There was no regular Sunday school in the little town, near which they lived, but the kind lady, of whom I told you before, used to gather all the children she could, to her house, on Sunday afternoon, and teach them to sing sweet hymns, and then she would read to them out of the Bible. Charley’s mother liked her children to go, for she loved the Lord Jesus, and knew that He had saved her, and washed away her sin, in His own precious blood, so one bright summer afternoon she got them all ready, and away they went.
The lesson that afternoon was taken from the Gospel of Matthew, the first fourteen verses of chapter twenty-two. If you read it, you will find that it is a beautiful story of a king, who made a marriage for his son. One would suppose that everyone who got an invitation to such a wedding would be glad to come; but the story goes on to tell that not one person who was asked was found there.
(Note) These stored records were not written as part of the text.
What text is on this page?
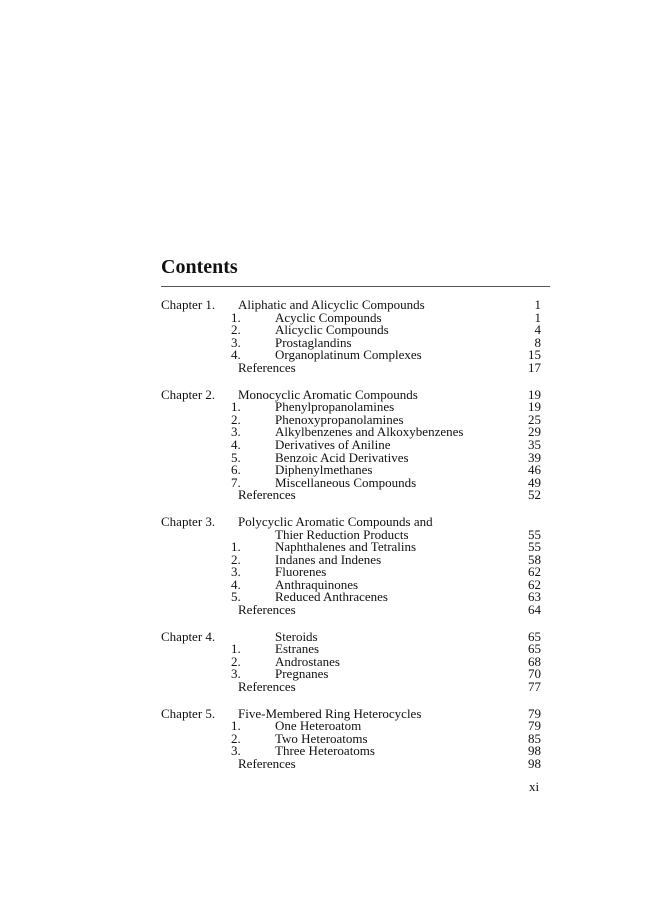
Contents
Chapter 1. Aliphatic and Alicyclic Compounds	1
1.	Acyclic Compounds	1
2.	Alicyclic Compounds	4
3.	Prostaglandins	8
4.	Organoplatinum Complexes	15
References	17
Chapter 2. Monocyclic Aromatic Compounds	19
1.	Phenylpropanolamines	19
2.	Phenoxypropanolamines	25
3.	Alkylbenzenes and Alkoxybenzenes	29
4.	Derivatives of Aniline	35
5.	Benzoic Acid Derivatives	39
6.	Diphenylmethanes	46
7.	Miscellaneous Compounds	49
References	52
Chapter 3. Polycyclic Aromatic Compounds and
Thier Reduction Products	55
1.	Naphthalenes and Tetralins	55
2.	Indanes and Indenes	58
3.	Fluorenes	62
4.	Anthraquinones	62
5.	Reduced Anthracenes	63
References	64
Chapter 4.	Steroids	65
1.	Estranes	65
2.	Androstanes	68
3.	Pregnanes	70
References	77
Chapter 5. Five-Membered Ring Heterocycles	79
1.	One Heteroatom	79
2.	Two Heteroatoms	85
3.	Three Heteroatoms	98
References	98
xi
“Was not that strange?” the lady asked her little class, and then she went on to tell them that it is just the same now, that people are so busy with their work, and with their pleasure, that they cannot find time to accept God’s invitation to come to Jesus, His Son, and to be made ready for that glorious Home. He has gone before to prepare. “If’ she added, “you believed that it was Satan, who tempts you to disobey God, and longs to destroy you, both body and soul, perhaps you would not be so ready to listen to him.”
I once read a story about a boy called Alexander. He was a disobedient boy, and one Sunday when his widowed mother told him to go to Sunday school he went off with two evil boys to spend the afternoon in boating. Ah, Alexander did not know that Satan was saying to him, “Alexander, come out and be drowned,” but so it proved, and that poor deluded boy never came home to his mother again.
“Children,” said the teacher, “beware of listening to Satan, when he comes with tempting promises to you, but open your ears and your hearts to the voice of the loving Saviour, who is longing to save and to bless you.”
All the children listened attentively, and they said to one another, as they walked home in the pleasant sunshine, that they would never be like Alexander, and listen to Satan.
How little we know of our own hearts. God, who sees right into them, says, they are “deceitful above all things, and desperately wicked,” but we do not know the quarter of the evil that is in them. We often think we can be good, if we wish, without any trouble; as these children did.